I heard an interesting fact a while ago about how people draw a line through a cloud of points on a scatter plot. Usually, when calculating lines of best fit, we use the minimal the sum of squares of residuals. But if you draw it (to the best of your ability) by eye, you likely won't draw a squared error fit. I believe the exponent is slightly lower than two. This means we try to draw the line close to many points, and don't worry about a few extreme outliers.
Does anyone know what sort of error term we use intuitively? I realise the true objective function we minimise subconsciously probably has a more complex form, but this is just to get an indication for the form of the error penalties relative to least squares.
I'm writing a chapter for my thesis about regression analysis and I want to mention the effect of using different exponents on the error term. I thought would be nice to throw this bit of information in, too!

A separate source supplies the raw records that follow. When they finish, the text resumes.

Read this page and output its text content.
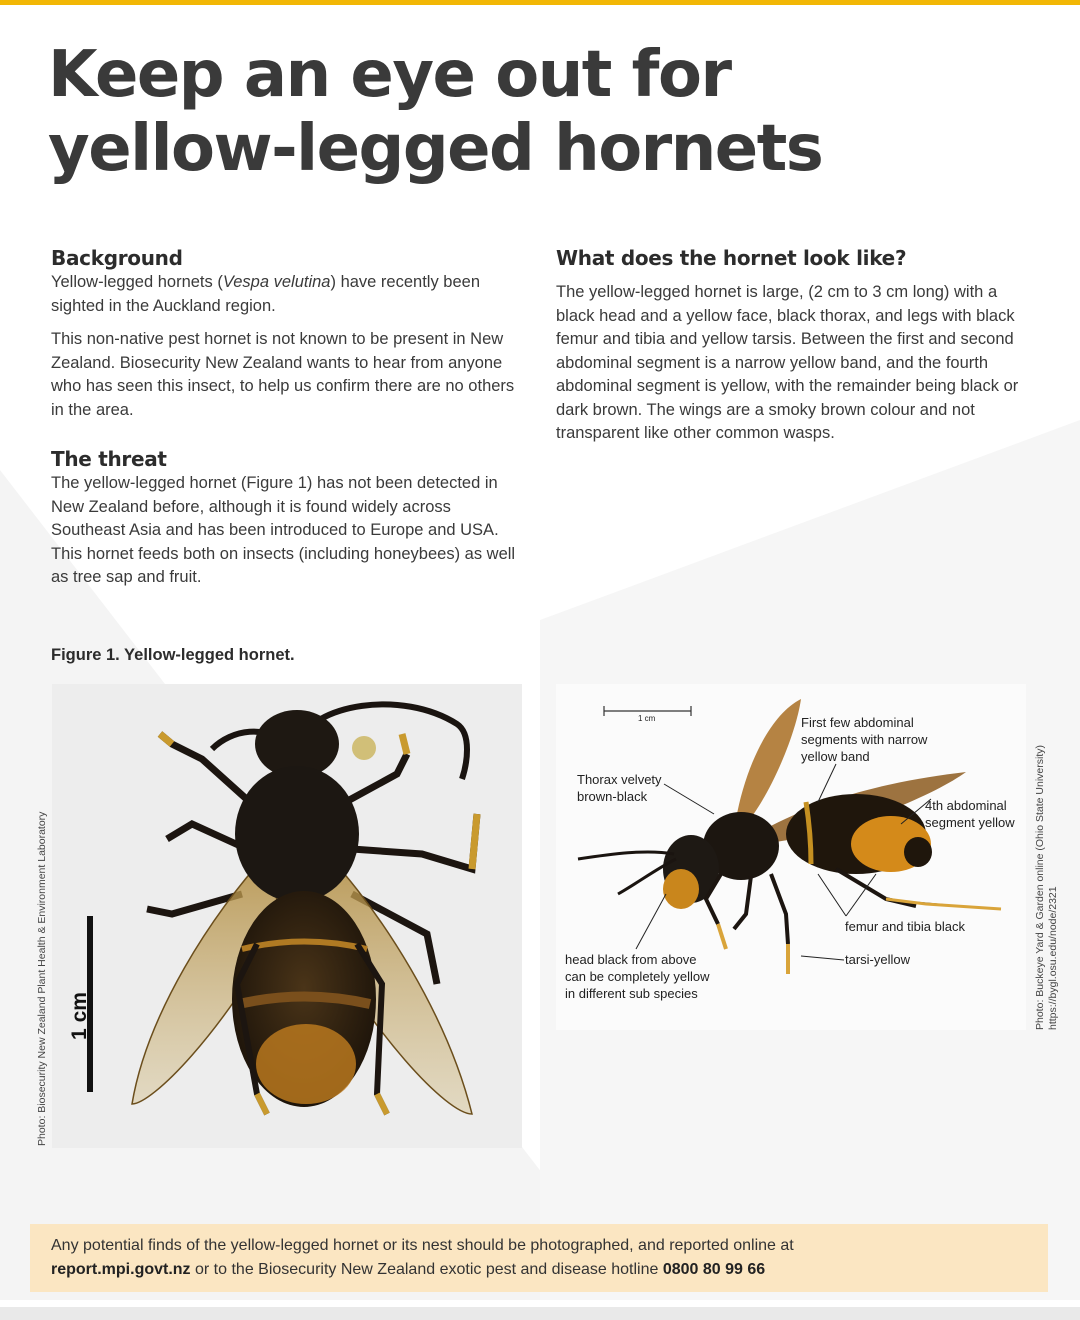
Keep an eye out for
yellow-legged hornets
Background

Yellow-legged hornets (Vespa velutina) have recently been sighted in the Auckland region.

This non-native pest hornet is not known to be present in New Zealand. Biosecurity New Zealand wants to hear from anyone who has seen this insect, to help us confirm there are no others in the area.

The threat

The yellow-legged hornet (Figure 1) has not been detected in New Zealand before, although it is found widely across Southeast Asia and has been introduced to Europe and USA. This hornet feeds both on insects (including honeybees) as well as tree sap and fruit.

What does the hornet look like?

The yellow-legged hornet is large, (2 cm to 3 cm long) with a black head and a yellow face, black thorax, and legs with black femur and tibia and yellow tarsis. Between the first and second abdominal segment is a narrow yellow band, and the fourth abdominal segment is yellow, with the remainder being black or dark brown. The wings are a smoky brown colour and not transparent like other common wasps.

Figure 1. Yellow-legged hornet.
1 cm
Photo: Biosecurity New Zealand Plant Health & Environment Laboratory
1 cm
Thorax velvety
brown-black
First few abdominal
segments with narrow
yellow band
4th abdominal
segment yellow
femur and tibia black
tarsi-yellow
head black from above
can be completely yellow
in different sub species	Photo: Buckeye Yard & Garden online (Ohio State University) https://bygl.osu.edu/node/2321
Any potential finds of the yellow-legged hornet or its nest should be photographed, and reported online at
report.mpi.govt.nz or to the Biosecurity New Zealand exotic pest and disease hotline 0800 80 99 66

Edit 1: I've just posted this photo for my Facebook friends to do some line of best fit by eye. I have asked them to either send me a picture of the graph with line, or just the extreme y-values of the line. It would be great if we could all have a go! Link: http://www.freeimagehosting.net/ujx9h
Sorry for the annoying hosting site. Suggestions for good hoster welcome.
Edit 2: (Following discussion in comments.) For simplicity's sake, I am restricting the investigation to error functions of the form of sum of simple exponents of the residual.